PESARO – Ci sarebbe una svolta nella terribile aggressione in stile “russo” avvenuto ai danni di Lucia Annibali, avvocatessa di Pesaro, figlia di un noto avvocato urbinate, sfigurata con l’acido, probabilmente vetriolo, ieri sera, mentre rientrava nella sua casa di via Rossi 19 a Pesaro.

 

Poche ore fa, infatti, è stato sottoposto dai carabinieri di Pesaro a un fermo di polizia giudiziaria L.V., 35 anni, collega avvocato della stessa Lucia Annibali, iscritto all’Ordine degli avvocati di Rimini. Sul’uomo, trasferito a Villa Fastiggi e posto in isolamento, pende ora l’accusa lesioni volontarie gravissime. Da quanto è trapelato, tra i due c’era stata una difficile relazione.

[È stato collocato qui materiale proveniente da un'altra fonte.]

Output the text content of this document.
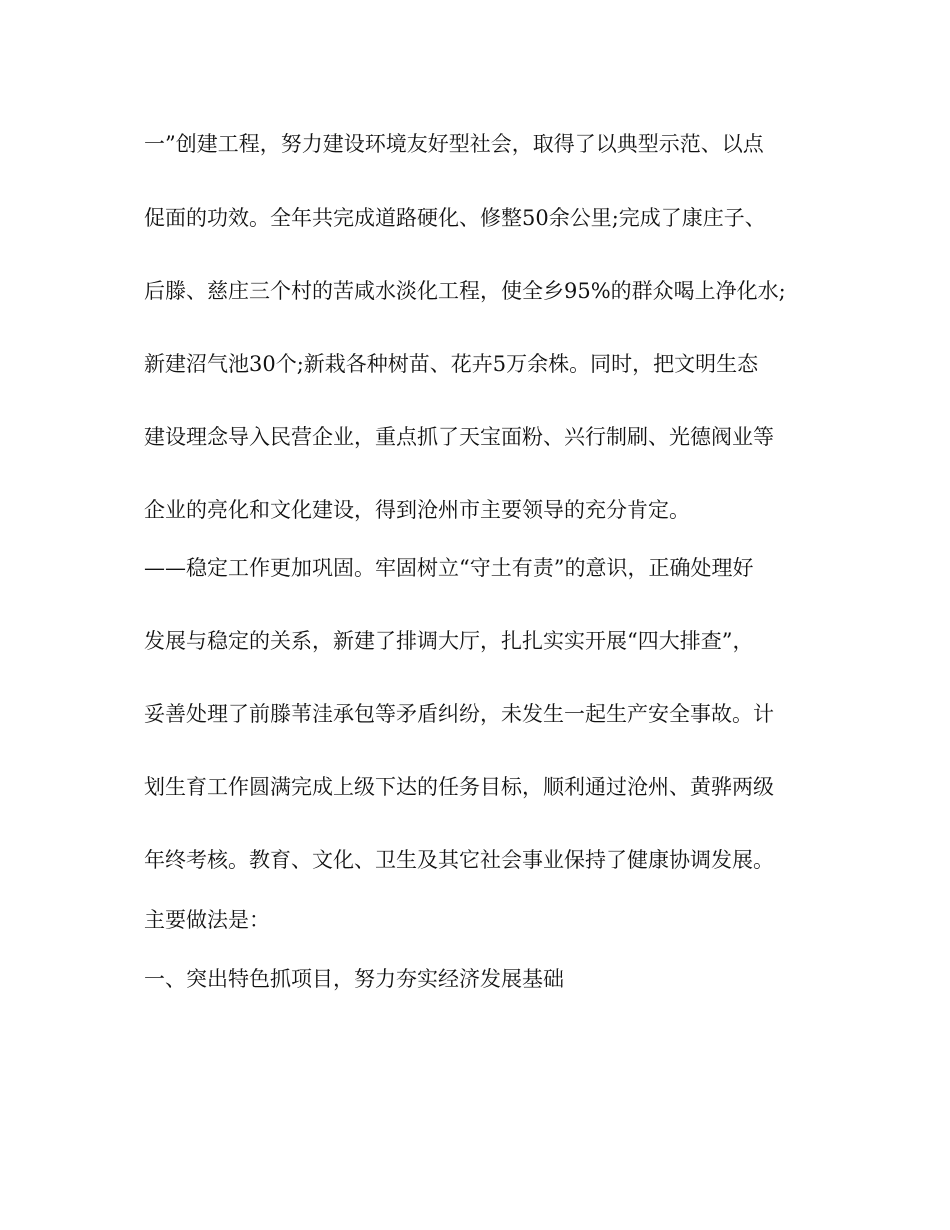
一”创建工程，努力建设环境友好型社会，取得了以典型示范、以点
促面的功效。全年共完成道路硬化、修整50余公里;完成了康庄子、
后滕、慈庄三个村的苦咸水淡化工程，使全乡95%的群众喝上净化水;
新建沼气池30个;新栽各种树苗、花卉5万余株。同时，把文明生态
建设理念导入民营企业，重点抓了天宝面粉、兴行制刷、光德阀业等
企业的亮化和文化建设，得到沧州市主要领导的充分肯定。
——稳定工作更加巩固。牢固树立“守土有责”的意识，正确处理好
发展与稳定的关系，新建了排调大厅，扎扎实实开展“四大排查”，
妥善处理了前滕苇洼承包等矛盾纠纷，未发生一起生产安全事故。计
划生育工作圆满完成上级下达的任务目标，顺利通过沧州、黄骅两级
年终考核。教育、文化、卫生及其它社会事业保持了健康协调发展。
主要做法是：
一、突出特色抓项目，努力夯实经济发展基础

Il complice fermato dai carabinieri

La notizia ha avuto eco nazionale, tanto da essere ripresa anche dal Corriere della Sera online che riportato come all’inizio fosse “stata esclusa la vendetta di un ex non rassegnato alla fine di un rapporto…”. Invece, forse, sarebbe accaduto l’esatto opposto con tanto di mandante ed esecutore materiale. Come riporta Repubblica, infatti, “in passato la Annibali lo avrebbe denunciato per molestie e per un tentativo di introdursi in casa sua anche dopo che lei aveva fatto sostituire la serratura”.

L’appartemento della Annibali è stato posto sottosequestro.

Intanto, restano gravissime le condizione di Lucia Annibali, trasferita all’ospedale di Parma, che comunque secondo le ultime notizie almeno non rischierebbe di perdere la vista.

carabinieri

Ancora una sequenza dell'arresto

On. Lara Ricciatti: “Ennesimo caso di violenza contro le donne. Indispensabile tenere alta l’attenzione e lavorare per diffondere la cultura del rispetto”

 

“Se la notizia circa le responsabilità dell’ex compagno della vittima fosse confermata, ci troveremmo di fronte all’ennesimo caso di violenza contro le donne” – dichiara l’On. Lara Ricciatti appena appresa la notizia – “non possiamo che auspicare una giusta pena per il responsabile, ma insieme alla azione repressiva resta di vitale importanza una diffusione capillare della cultura del rispetto, affinché casi come questi siano sempre più rari”.

Sdegno e amarezza anche dal sindaco Ceriscioli e dall0assessore Pari opportunità Gambini

Il sindaco di Pesaro Luca Ceriscioli e l’assessore alla Cultura e Pari opportunità Gloriana Gambini, esprimono con amarezza il più profondo sdegno per l’atroce atto di violenza compiuto da un balordo sconosciuto nei confronti dell’avvocatessa L. A.

L’uomo, con ferocia inaudita ha colpito la donna, sola in casa, secondo un copione purtroppo tristemente noto e sempre più drammaticamente diffuso, che vede le donne vittime di atti di violenza da parte di uomini che, in qualche modo appartengono alla loro cerchia di relazioni.

 

Un'altra immagine relativa all'arresto eseguito dai carabinieri di Pesaro

Ci facciamo interpreti dello sdegno di tutta la comunità di fronte a un atto di tale ferocia, esprimendo contemporaneamente solidarietà e affettuosa vicinanza alla donna gravemente ferita.